GLASS: GNN with Labeling Tricks for Subgraph Representation Learning

30 stars 6 forks source link

Question regarding dataset split #6

Closed shhs29 closed 1 year ago

shhs29 commented 1 year ago

Hi,

In the GLASS paper, the experiments are repeated for 10 runs with random seeds and the micro-F1 score for each dataset is the average of those 10 runs. I was wondering if for each seed, a different dataset split is created. As per my understanding of the code, a single dataset split is used across all seeds. Could you confirm if my assumption is right ?

Thanks in advance, Shweta Ann Jacob

Xi-yuanWang commented 1 year ago

Dear Shweta,

Yes. We have fixed this problem.

We successfully reproduce the results on synthetic datasets with the new code. As the real-world datasets use fixed splits, other results will not be affected.

Sincerely, Xiyuan Wang

shhs29 commented 1 year ago

Hi Xiyuan,

Thanks a lot for the quick reply. Are these new results available anywhere ?

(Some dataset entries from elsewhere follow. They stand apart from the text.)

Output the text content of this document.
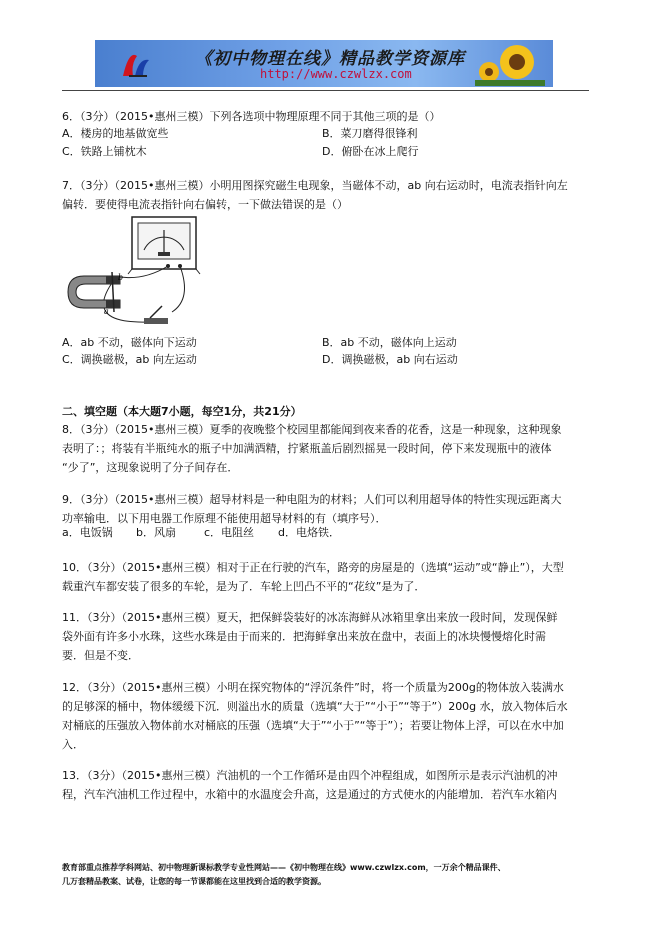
《初中物理在线》精品教学资源库
http://www.czwlzx.com

6．（3分）（2015•惠州三模）下列各选项中物理原理不同于其他三项的是（）

A．楼房的地基做宽些	B．菜刀磨得很锋利
C．铁路上铺枕木	D．俯卧在冰上爬行

7．（3分）（2015•惠州三模）小明用图探究磁生电现象，当磁体不动，ab 向右运动时，电流表指针向左

偏转．要使得电流表指针向右偏转，一下做法错误的是（）

b
a
A．ab 不动，磁体向下运动	B．ab 不动，磁体向上运动
C．调换磁极，ab 向左运动	D．调换磁极，ab 向右运动
二、填空题（本大题7小题，每空1分，共21分）

8．（3分）（2015•惠州三模）夏季的夜晚整个校园里都能闻到夜来香的花香，这是一种现象，这种现象

表明了：；将装有半瓶纯水的瓶子中加满酒精，拧紧瓶盖后剧烈摇晃一段时间，停下来发现瓶中的液体

“少了”，这现象说明了分子间存在．

9．（3分）（2015•惠州三模）超导材料是一种电阻为的材料；人们可以利用超导体的特性实现远距离大

功率输电．以下用电器工作原理不能使用超导材料的有（填序号）．

a．电饭锅 b．风扇	c．电阻丝 d．电烙铁．

10．（3分）（2015•惠州三模）相对于正在行驶的汽车，路旁的房屋是的（选填“运动”或“静止”），大型

载重汽车都安装了很多的车轮，是为了．车轮上凹凸不平的“花纹”是为了．

11．（3分）（2015•惠州三模）夏天，把保鲜袋装好的冰冻海鲜从冰箱里拿出来放一段时间，发现保鲜

袋外面有许多小水珠，这些水珠是由于而来的．把海鲜拿出来放在盘中，表面上的冰块慢慢熔化时需

要．但是不变．

12．（3分）（2015•惠州三模）小明在探究物体的“浮沉条件”时，将一个质量为200g的物体放入装满水

的足够深的桶中，物体缓缓下沉．则溢出水的质量（选填“大于”“小于”“等于”）200g 水，放入物体后水

对桶底的压强放入物体前水对桶底的压强（选填“大于”“小于”“等于”）；若要让物体上浮，可以在水中加

入．

13．（3分）（2015•惠州三模）汽油机的一个工作循环是由四个冲程组成，如图所示是表示汽油机的冲

程，汽车汽油机工作过程中，水箱中的水温度会升高，这是通过的方式使水的内能增加．若汽车水箱内

教育部重点推荐学科网站、初中物理新课标教学专业性网站——《初中物理在线》www.czwlzx.com，一万余个精品课件、
几万套精品教案、试卷，让您的每一节课都能在这里找到合适的教学资源。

I had another question regarding fixed dataset split for real-world datasets. I understand SubGNN uses fixed split. However, is there any reason as to why it is kept fixed ?

Thanks and Regards, Shweta Ann Jacob

Xi-yuanWang commented 1 year ago

Dear Shweta,

New results and those in the GLASS paper are equal within the error range.

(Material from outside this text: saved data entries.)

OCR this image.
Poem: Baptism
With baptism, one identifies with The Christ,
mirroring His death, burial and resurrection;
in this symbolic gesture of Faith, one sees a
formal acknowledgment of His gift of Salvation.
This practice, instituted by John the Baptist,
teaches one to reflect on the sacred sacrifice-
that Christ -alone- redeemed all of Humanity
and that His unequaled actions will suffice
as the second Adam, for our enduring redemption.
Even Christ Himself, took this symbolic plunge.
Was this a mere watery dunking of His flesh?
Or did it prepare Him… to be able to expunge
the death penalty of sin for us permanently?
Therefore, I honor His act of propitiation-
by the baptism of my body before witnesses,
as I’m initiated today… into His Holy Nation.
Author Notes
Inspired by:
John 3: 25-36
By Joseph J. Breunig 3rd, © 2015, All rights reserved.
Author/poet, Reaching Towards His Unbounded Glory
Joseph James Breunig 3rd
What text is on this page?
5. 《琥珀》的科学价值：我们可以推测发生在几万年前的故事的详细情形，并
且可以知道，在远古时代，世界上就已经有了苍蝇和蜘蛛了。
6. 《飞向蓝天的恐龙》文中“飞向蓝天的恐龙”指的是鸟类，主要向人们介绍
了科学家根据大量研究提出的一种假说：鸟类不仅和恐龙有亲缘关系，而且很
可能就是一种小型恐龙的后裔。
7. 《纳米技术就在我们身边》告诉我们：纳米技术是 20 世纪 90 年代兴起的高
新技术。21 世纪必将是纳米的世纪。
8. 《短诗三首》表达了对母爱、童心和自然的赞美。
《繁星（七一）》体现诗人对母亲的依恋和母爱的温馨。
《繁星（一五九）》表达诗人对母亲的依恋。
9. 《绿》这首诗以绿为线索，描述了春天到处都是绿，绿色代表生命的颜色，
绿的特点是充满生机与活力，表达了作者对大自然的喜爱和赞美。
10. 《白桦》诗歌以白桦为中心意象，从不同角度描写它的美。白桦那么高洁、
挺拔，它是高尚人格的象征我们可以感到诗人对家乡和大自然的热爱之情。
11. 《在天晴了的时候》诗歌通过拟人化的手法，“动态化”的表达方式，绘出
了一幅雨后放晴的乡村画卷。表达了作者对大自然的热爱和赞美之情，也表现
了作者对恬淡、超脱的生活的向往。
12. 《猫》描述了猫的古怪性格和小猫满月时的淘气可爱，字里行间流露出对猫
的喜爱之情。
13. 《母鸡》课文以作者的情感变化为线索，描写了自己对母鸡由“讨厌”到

I don't know the exact reason for the fixed split. Reproducibility is one possible motivation. Moreover, the split may have specific meanings in real-world settings.

Sincerely, Xiyuan Wang

shhs29 commented 1 year ago

Hi Xiyuan,

Thanks a lot for your insight.

I was taking a look at the new change in GLASS for ensuring random splits. Currently, seed affects the split function. However, shouldn't the seed affect the load dataset function since this step decides the train, val and test masks ? As per my understanding, current implementation does not change these masks. Please correct me if I am wrong.

Thanks in advance, Shweta Ann Jacob

Xi-yuanWang commented 1 year ago

Dear Shweta,

You are right. I reload the dataset and generate new masks now (see line 84 in GLASSTest.py). New results and those in the GLASS paper are still equal within the error range.

Sincerely, Xiyuan Wang

shhs29 commented 1 year ago

Hi Xiyuan,

Thanks a lot for the update.

Closing this issue as it is resolved.